The Science Journal of the American Association for Respiratory Care

2008 OPEN FORUM Abstracts


Travis Leistiko1, Chris Schelde1

Background: Aerosolized prostacyclin (PGI2) has become an important therapy for selected patients with acute respiratory failure. Our current procedure for aerosolizing PGI2 through a ventilator circuit is to use a low-flow jet nebulizer fed varying concentrations of PGI2 by an IV pump. Variations in liquid volume within these nebulizers are common and are thought to be due to either condensation from the circuit, which could compromise the drug concentration, or the inability of these nebulizers to maintain the desired output. We sought an alternative and more reliable delivery method.

Methods: A Viasys Avea ventilator was configured with a standard circuit and humidifier attached to a universal test lung. An ultrasonic nebulizer (Aeroneb Pro-X) was placed proximal to the wye. PGI2 solution (0.03 mg/mL) was delivered to the nebulizer by an IV pump at varying infusion rates to achieve a dose equivalent to 10- 30 ng/kg/min (assuming a 70kg patient). The nebulizer was used in the continuous delivery mode. A 3-way stopcock and manometer was included between the IV pump and nebulizer reservoir chamber allowing us to monitor internal pressure variations.

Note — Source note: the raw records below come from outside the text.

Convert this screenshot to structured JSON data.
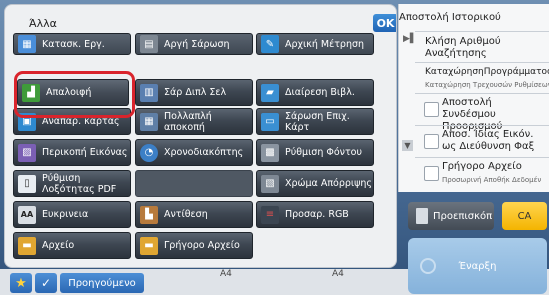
{
  "panel": {
    "title": "Άλλα",
    "ok_label": "OK"
  },
  "tiles": [
    {
      "label": "Κατασκ. Εργ.",
      "icon": "job-build-icon"
    },
    {
      "label": "Αργή Σάρωση",
      "icon": "slow-scan-icon"
    },
    {
      "label": "Αρχική Μέτρηση",
      "icon": "original-count-icon"
    },
    {
      "label": "Απαλοιφή",
      "icon": "erase-icon"
    },
    {
      "label": "Σάρ Διπλ Σελ",
      "icon": "dual-page-scan-icon"
    },
    {
      "label": "Διαίρεση Βιβλ.",
      "icon": "book-divide-icon"
    },
    {
      "label": "Αναπαρ. κάρτας",
      "icon": "card-shot-icon"
    },
    {
      "label": "Πολλαπλή αποκοπή",
      "icon": "multi-crop-icon"
    },
    {
      "label": "Σάρωση Επιχ. Κάρτ",
      "icon": "business-card-scan-icon"
    },
    {
      "label": "Περικοπή Εικόνας",
      "icon": "image-crop-icon"
    },
    {
      "label": "Χρονοδιακόπτης",
      "icon": "timer-icon"
    },
    {
      "label": "Ρύθμιση Φόντου",
      "icon": "background-adjust-icon"
    },
    {
      "label": "Ρύθμιση Λοξότητας PDF",
      "icon": "pdf-skew-icon"
    },
    {
      "label": "Χρώμα Απόρριψης",
      "icon": "color-drop-icon"
    },
    {
      "label": "Ευκρινεια",
      "icon": "sharpness-icon"
    },
    {
      "label": "Αντίθεση",
      "icon": "contrast-icon"
    },
    {
      "label": "Προσαρ. RGB",
      "icon": "rgb-adjust-icon"
    },
    {
      "label": "Αρχείο",
      "icon": "file-icon"
    },
    {
      "label": "Γρήγορο Αρχείο",
      "icon": "quick-file-icon"
    }
  ],
  "bottom": {
    "prev_label": "Προηγούμενο",
    "paper_1": "A4",
    "paper_2": "A4"
  },
  "right": {
    "title": "Αποστολή Ιστορικού",
    "recall_label": "Κλήση Αριθμού Αναζήτησης",
    "program_label": "ΚαταχώρησηΠρογράμματος",
    "program_sub": "Καταχώρηση Τρεχουσών Ρυθμίσεων",
    "send_link": "Αποστολή Συνδέσμου Προορισμού",
    "same_image": "Αποσ. Ίδιας Εικόν. ως Διεύθυνση Φαξ",
    "quick_file": "Γρήγορο Αρχείο",
    "quick_file_sub": "Προσωρινή Αποθήκ Δεδομέν",
    "preview_label": "Προεπισκόπ",
    "ca_label": "CA",
    "start_label": "Έναρξη"
  },
  "colors": {
    "highlight": "#d9242c",
    "accent": "#2a67b3",
    "ca": "#f4b400"
  }
}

Results: At the lowest infusion rate of 8 mL/hr (corresponding to 10 ng/kg/min), the drop of solution pumped into the nebulizer produced an aerosol that lasted approximately 15 seconds each minute. An infusion rate of 16 mL/hr (20 mg/kg/min) produced an aerosol lasting 40 seconds each minute. At 24 mL/hr (30 ng/kg/min) aerosol generation was continuous. Increasing the infusion rate to 32 mL/hr (40 ng/kg/min) resulted in continuous aerosol production and an adequate volume maintained in the reservoir chamber. The lowest possible infusion rate necessary to maintain a continuous aerosol was 20 mL/hr. At infusion rates greater than 32 mL/hr, the nebulizer ceased output due to elevated chamber pressure.

Conclusion: An ultrasonic nebulizer feed by an IV pump can provide titratable delivery of aerosolized PGI2 during mechanical ventilation. Characteristics of the nebulizer output capability limit the range of doses that can be delivered continuously using a single PGI2 solution concentration.